Quand Abraham et Sarah présentent leur fils Isaac, tout le monde rigole, à commencer par Ismaël, au verset 21,9, au point qu’Abraham doute de son rapport avec Sarah et qu’il est prêt à un désaveu de paternité. Quand Elohym, j’insiste, lui demande de lui « rendre » Isaac, de le sacrifier, il accepte. Ce faisant, il reconnaît ainsi Celui dont il tient l’enfant. Comme celui-ci, au verset 7, l’appelle aby, « mon père », et que lui répond bény, « mon fils », ils se sont aussi reconnus mutuellement.
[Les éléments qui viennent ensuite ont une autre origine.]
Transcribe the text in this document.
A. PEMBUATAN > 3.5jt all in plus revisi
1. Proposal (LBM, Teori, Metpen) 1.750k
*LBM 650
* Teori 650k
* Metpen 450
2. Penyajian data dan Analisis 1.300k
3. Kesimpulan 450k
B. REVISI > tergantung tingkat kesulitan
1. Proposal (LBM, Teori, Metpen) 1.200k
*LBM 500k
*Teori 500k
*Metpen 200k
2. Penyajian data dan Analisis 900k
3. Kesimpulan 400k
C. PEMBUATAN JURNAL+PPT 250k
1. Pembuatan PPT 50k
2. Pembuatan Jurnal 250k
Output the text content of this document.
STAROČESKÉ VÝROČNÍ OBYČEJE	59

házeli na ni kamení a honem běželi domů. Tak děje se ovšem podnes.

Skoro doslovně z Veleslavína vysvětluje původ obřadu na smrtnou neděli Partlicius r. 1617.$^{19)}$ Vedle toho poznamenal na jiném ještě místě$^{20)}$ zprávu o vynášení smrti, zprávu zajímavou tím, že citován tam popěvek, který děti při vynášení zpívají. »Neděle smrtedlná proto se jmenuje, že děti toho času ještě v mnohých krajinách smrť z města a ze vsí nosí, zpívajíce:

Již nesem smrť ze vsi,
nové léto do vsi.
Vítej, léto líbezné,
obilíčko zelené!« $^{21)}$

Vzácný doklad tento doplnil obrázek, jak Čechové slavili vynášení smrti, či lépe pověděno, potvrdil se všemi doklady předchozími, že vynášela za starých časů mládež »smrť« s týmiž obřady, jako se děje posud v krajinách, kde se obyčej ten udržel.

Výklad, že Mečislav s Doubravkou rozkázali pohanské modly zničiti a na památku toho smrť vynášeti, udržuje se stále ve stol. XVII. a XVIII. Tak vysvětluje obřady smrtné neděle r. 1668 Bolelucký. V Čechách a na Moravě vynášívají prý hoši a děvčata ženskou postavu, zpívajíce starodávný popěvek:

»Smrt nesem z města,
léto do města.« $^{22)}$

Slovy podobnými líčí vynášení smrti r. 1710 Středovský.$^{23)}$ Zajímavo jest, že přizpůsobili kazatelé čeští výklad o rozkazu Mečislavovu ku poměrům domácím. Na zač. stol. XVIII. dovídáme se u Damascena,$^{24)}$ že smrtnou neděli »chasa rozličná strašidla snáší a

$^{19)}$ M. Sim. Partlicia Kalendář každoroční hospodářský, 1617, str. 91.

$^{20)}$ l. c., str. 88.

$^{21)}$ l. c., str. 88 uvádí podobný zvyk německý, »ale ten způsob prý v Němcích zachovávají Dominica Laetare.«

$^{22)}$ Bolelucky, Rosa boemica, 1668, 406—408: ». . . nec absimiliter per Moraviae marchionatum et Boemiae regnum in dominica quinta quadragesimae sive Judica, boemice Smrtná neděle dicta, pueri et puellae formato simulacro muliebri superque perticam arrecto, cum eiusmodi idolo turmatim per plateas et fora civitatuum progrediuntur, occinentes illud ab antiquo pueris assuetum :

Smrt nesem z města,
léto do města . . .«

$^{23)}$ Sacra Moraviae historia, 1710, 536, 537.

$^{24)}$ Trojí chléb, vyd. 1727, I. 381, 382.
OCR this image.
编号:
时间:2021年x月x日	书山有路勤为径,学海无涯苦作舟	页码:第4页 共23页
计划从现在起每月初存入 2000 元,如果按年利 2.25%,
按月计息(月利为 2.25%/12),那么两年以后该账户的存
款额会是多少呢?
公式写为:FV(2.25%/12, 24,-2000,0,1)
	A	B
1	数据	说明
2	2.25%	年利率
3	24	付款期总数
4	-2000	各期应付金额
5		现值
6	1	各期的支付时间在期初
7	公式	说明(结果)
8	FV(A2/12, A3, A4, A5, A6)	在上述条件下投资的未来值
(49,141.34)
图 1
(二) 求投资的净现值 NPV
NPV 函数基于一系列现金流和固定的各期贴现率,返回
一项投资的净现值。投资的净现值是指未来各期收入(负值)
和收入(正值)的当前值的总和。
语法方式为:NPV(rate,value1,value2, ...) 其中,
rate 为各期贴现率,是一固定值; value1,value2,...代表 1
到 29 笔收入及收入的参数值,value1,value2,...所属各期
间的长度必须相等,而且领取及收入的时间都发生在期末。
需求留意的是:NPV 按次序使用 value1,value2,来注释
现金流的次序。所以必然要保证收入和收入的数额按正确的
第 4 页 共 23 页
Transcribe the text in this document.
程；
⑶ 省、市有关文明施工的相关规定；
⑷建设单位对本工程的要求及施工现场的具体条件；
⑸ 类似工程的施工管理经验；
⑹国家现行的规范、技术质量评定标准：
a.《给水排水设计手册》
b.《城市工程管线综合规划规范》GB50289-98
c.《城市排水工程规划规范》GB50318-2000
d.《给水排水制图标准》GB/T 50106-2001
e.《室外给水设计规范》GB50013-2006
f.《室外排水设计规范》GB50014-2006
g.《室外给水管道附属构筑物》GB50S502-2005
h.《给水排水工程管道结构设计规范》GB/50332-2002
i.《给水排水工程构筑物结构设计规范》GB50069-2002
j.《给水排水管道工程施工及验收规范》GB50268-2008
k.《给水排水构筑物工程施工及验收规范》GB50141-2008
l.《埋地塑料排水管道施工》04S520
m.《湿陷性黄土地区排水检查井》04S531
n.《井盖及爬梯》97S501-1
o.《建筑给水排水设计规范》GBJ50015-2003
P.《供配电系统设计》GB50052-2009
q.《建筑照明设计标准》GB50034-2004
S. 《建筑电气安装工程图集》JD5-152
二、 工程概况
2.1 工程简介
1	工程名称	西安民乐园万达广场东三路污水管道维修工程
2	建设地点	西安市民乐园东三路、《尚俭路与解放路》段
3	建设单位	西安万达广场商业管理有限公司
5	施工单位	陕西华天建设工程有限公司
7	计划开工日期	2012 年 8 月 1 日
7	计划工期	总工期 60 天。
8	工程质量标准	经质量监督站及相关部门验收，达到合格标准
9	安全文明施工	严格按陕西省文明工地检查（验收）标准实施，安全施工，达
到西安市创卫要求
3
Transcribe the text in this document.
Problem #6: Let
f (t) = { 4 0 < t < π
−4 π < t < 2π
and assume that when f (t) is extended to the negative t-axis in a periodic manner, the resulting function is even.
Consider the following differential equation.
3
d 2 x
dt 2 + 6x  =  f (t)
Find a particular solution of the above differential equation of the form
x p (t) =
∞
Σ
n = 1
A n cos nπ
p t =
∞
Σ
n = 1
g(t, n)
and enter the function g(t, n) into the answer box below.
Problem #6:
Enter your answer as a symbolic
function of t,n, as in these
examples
Le couteau est l’instrument commun à la circoncision et au sacrifice – je m’inspire directement de Marie Balmary. Quand il lève son couteau, Abraham se rappelle avoir circoncis Isaac et avoir alors reconnu le fils de Sarah, son épouse légitime, comme son fils légitime. L’ange d’Adonay, béni soit Son Nom, j’insiste, lui crie alors de « ne pas étendre sa main ». La paternité psychologique se fonde dans le secret de la conscience. L'ascendance  généalogique, y compris royale, établie à coup de registres, est une convention sociale, qui n'emporte jamais aucune certitude biologique. L’important pour être père n’est pas tant de « faire » un enfant que de le reconnaître, devant témoin ou par un acte certifié.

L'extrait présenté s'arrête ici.